USA wollen Edward Snowden den Geldhahn zudrehen

Dass die Memoiren des Ex-NSA-Mannes ein Bestseller werden, scheint nahezu sicher - dass der Autor daran gut verdient, jedoch nicht. Den Vereinigten Staaten sind die Honorare ein Dorn im Auge.

Die US-Regierung beansprucht die Einnahmen ihres früheren Geheimdienstmitarbeiters Edward Snowden aus dessen Memoiren für sich. Das Justizministerium reichte eine entsprechende Zivilklage bei einem US-Bundesgericht ein. Gegen Snowden, der seit sechs Jahren im russischen Exil lebt, liegt in den USA wegen seiner einstigen Enthüllungen über die Praktiken der Geheimdienste bereits eine Spionage-Anklage vor, die eine jahrzehntelange Haftstrafe zur Folge haben könnte.

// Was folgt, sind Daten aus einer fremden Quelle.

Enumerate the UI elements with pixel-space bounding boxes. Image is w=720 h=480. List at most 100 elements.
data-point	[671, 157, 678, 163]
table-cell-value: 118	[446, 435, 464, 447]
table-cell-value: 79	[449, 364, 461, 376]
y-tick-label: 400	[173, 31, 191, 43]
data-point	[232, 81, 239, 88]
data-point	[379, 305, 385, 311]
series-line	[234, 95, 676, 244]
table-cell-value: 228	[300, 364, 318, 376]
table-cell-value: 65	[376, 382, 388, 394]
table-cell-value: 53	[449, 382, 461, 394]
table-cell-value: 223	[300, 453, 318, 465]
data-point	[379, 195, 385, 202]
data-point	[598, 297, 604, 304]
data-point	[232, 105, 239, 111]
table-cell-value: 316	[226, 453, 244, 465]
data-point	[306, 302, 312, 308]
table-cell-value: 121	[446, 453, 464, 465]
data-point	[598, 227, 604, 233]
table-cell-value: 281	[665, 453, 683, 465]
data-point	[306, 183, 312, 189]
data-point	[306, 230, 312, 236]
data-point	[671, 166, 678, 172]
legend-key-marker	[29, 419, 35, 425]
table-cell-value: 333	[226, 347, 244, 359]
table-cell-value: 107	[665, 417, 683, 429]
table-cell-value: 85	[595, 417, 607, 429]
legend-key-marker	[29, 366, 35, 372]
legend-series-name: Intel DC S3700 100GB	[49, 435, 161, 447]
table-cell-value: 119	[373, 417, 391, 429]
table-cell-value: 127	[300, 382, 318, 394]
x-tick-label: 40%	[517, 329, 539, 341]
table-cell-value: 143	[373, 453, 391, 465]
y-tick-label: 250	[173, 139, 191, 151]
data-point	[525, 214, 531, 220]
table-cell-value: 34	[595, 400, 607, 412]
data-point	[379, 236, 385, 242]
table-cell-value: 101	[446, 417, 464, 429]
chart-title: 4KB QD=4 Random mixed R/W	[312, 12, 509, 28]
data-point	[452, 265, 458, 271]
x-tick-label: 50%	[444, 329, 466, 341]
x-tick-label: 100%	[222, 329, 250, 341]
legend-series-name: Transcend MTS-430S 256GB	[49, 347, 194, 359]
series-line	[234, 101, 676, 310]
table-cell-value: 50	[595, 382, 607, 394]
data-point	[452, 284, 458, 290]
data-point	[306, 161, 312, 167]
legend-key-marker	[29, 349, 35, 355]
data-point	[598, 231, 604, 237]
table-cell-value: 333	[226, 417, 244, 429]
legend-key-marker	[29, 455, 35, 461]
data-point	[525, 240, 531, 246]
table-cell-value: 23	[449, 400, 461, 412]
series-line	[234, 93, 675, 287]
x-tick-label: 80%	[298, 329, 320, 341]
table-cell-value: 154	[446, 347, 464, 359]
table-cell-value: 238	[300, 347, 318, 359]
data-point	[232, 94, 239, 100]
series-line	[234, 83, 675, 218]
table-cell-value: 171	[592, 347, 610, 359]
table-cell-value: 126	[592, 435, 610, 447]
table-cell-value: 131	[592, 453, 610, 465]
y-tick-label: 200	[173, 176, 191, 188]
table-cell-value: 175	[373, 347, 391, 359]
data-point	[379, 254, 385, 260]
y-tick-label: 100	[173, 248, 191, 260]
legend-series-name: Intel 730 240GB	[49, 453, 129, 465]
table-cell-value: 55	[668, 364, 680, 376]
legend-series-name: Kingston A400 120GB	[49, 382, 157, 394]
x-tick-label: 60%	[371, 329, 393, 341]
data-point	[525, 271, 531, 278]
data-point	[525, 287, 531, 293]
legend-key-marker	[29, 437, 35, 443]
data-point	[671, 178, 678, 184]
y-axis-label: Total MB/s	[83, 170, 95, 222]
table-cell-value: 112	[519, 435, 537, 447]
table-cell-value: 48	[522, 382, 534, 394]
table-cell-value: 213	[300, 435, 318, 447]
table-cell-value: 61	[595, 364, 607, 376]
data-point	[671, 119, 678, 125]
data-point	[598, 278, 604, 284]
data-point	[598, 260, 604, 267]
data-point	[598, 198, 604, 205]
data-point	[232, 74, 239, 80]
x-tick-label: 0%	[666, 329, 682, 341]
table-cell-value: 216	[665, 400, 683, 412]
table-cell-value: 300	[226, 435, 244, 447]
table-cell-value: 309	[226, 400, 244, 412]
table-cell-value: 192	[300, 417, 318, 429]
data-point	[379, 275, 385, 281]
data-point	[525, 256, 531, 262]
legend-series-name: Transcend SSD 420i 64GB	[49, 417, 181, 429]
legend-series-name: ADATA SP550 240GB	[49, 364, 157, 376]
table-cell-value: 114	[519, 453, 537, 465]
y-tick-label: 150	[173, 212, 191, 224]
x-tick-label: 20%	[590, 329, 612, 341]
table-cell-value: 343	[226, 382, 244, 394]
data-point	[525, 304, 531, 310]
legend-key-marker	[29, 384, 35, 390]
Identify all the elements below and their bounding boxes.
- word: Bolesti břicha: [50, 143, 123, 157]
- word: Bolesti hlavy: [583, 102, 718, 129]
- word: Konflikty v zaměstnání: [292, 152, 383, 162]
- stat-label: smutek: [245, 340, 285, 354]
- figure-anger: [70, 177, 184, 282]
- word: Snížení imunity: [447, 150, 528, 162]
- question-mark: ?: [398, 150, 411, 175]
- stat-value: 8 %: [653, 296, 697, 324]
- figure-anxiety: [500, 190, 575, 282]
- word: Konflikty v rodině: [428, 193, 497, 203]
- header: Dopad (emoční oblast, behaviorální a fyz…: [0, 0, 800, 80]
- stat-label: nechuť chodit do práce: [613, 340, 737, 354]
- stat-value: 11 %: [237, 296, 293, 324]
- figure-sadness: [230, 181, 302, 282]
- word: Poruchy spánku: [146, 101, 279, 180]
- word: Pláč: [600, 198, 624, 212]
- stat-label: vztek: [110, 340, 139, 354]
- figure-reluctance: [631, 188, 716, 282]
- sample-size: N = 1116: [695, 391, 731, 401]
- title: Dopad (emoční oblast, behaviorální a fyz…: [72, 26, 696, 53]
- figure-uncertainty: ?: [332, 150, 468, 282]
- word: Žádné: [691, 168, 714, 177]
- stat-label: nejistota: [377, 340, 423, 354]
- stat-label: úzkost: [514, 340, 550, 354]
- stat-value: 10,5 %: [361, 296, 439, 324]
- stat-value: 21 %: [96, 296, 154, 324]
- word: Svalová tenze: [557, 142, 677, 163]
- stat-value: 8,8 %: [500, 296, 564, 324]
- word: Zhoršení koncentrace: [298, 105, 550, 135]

In seiner jetzigen Klage wegen Snowdens Buch "Permanent Record: Meine Geschichte" argumentiert das Justizministerium, der Autor habe mit der Publikation gegen Geheimhaltungsverpflichtungen verstoßen, die er einst bei der CIA und der NSA unterzeichnete. Zudem hätte er sein Buch diesen Behörden vorab zur Prüfung vorlegen müssen.

USA: Keine Bereicherung auf unsere Kosten

Das Justizministerium erklärte, es wolle die Verbreitung des Buches nicht stoppen. Stattdessen sollten alle für Snowden bestimmten Einnahmen aus dem Verkauf an das Ministerium fließen. "Wir werden nicht zulassen, dass einzelne Personen sich auf Kosten der Vereinigen Staaten bereichern", heißt es in der Klage.

Edward Snowden über sein Buch - Liveübertragung (picture-alliance/dpa/J. Carstensen)

Zugeschaltet aus Russland: Edward Snowden auf einer Video-Leinwand der Berliner Bildungseinrichtung Urania

Die Autobiografie des 36-Jährigen war an diesem Dienstag auch in Deutschland erschienen. Das Buch ist sehr persönlich gehalten und schildert seine Beweggründe, die massiven Überwachungspraktiken der US-Geheimdienste zu enthüllen.

Nach seiner Veröffentlichung Tausender geheimer Dokumente war Snowden 2013 über Hongkong geflüchtet und in Russland gestrandet, wo sein Asyl inzwischen bis 2020 verlängert wurde. In Interviews in den vergangenen Tagen sagte er, dass er gern ein Asylangebot eines anderen Landes annähme, etwa aus Deutschland oder Frankreich. Er erklärte sich auch bereit, in die USA zurückzukehren, falls er einen fairen Gerichtsprozess garantiert bekomme. Dies ist nach seiner Darstellung aber bislang nicht der Fall.